La triple championne de France, championne d’Europe de boxe anglaise et championne du monde avait signé en 2019 un contrat de promotion avec la société en échange de l’exclusivité de ses droits. Reprochant à la société Jsuge SL de ne pas avoir respecté ses engagements contractuels, la championne avait dénoncé son contrat moins d’un an après sa conclusion.
Sommations interpellatives comminatoires
S’opposant à cette résiliation, la société Jsuge SL avait notamment à deux reprises, adressé des sommations interpellatives comminatoires au groupe Canal Plus et à la SASU Advisor Boxing Consulting pour les sommer d’annuler plusieurs combats de boxe auxquels Elhem Mekhaled devait participer, en faisant valoir que la société Jsuge SL était toujours le promoteur de la sportive.
Manœuvres d’intimidation
La juridiction a considéré que ces manœuvres d’intimidation constituaient, en l’absence de certitude de la persistance du lien contractuel, un trouble manifestement illicite à l’image et à la liberté de travail d’Elhem Mekhaled. En effet, en cette matière (délictuelle et non contractuelle), l’existence d’une contestation sérieuse sur l’existence du contrat était indifférente.

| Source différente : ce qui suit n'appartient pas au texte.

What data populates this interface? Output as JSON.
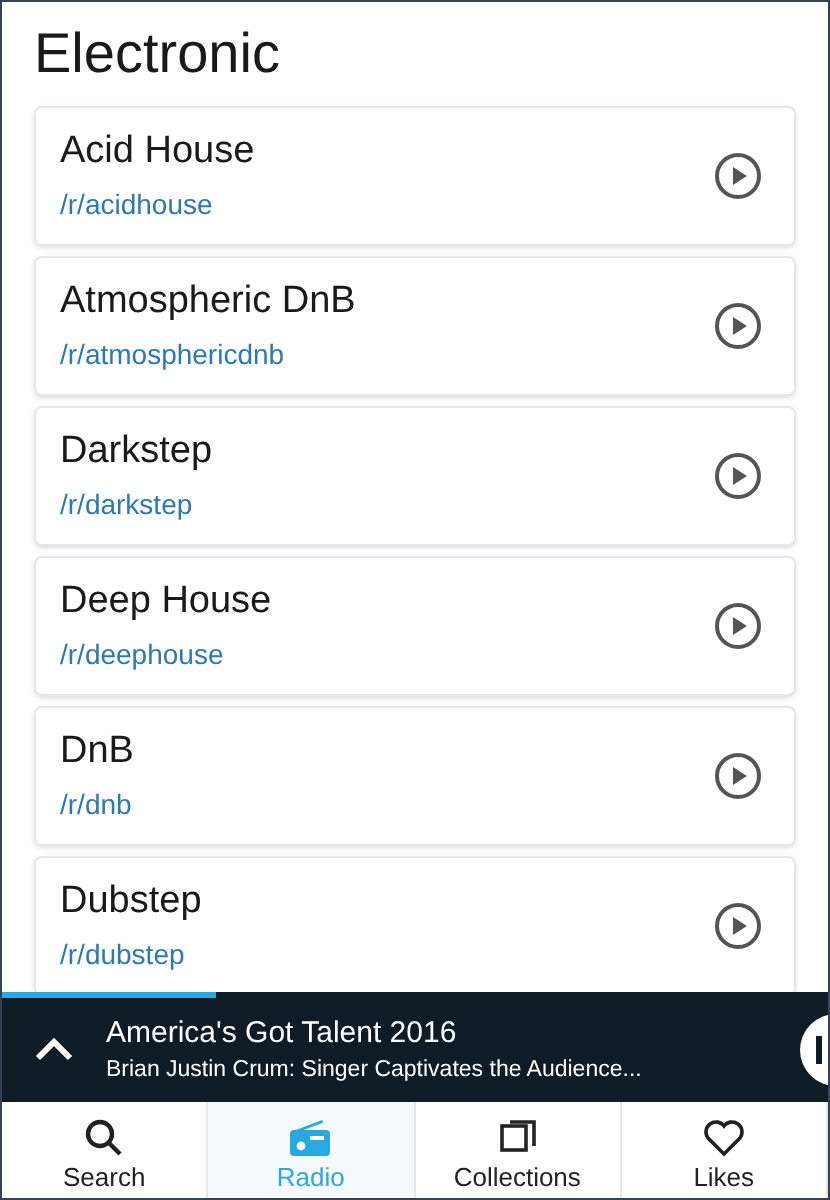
{
  "title": "Electronic",
  "stations": [
    {
      "name": "Acid House",
      "path": "/r/acidhouse"
    },
    {
      "name": "Atmospheric DnB",
      "path": "/r/atmosphericdnb"
    },
    {
      "name": "Darkstep",
      "path": "/r/darkstep"
    },
    {
      "name": "Deep House",
      "path": "/r/deephouse"
    },
    {
      "name": "DnB",
      "path": "/r/dnb"
    },
    {
      "name": "Dubstep",
      "path": "/r/dubstep"
    }
  ],
  "player": {
    "level": 0.26,
    "title": "America's Got Talent 2016",
    "subtitle": "Brian Justin Crum: Singer Captivates the Audience..."
  },
  "tabs": [
    {
      "kind": "search",
      "label": "Search",
      "selected": false
    },
    {
      "kind": "radio",
      "label": "Radio",
      "selected": true
    },
    {
      "kind": "collections",
      "label": "Collections",
      "selected": false
    },
    {
      "kind": "likes",
      "label": "Likes",
      "selected": false
    }
  ]
}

Compétence des juridictions françaises
A noter que dans cette affaire, la société étant de nationalité espagnole et ayant son siège social en Espagne, le règlement Bruxelles I du 22 décembre 2000 refondu dans le règlement Bruxelles I bis du 12 décembre 2012 s’appliquait.
Le litige n’a pas été considéré comme relevant de la matière contractuelle. La matière délictuelle est définie par le fait qu’elle est exclusive de tout lien contractuel or, le contrat était bien résilié, il n’était pas démontré que les juridictions espagnoles avaient été saisies d’une contestation concernant la résiliation considérée comme abusive de la part de la boxeuse et en tout état de cause lui sont reprochés des comportements, soit deux sommations par huissier, de nature à nuire à sa carrière professionnelle alors qu’il n’y avait plus de relation contractuelle entre les parties.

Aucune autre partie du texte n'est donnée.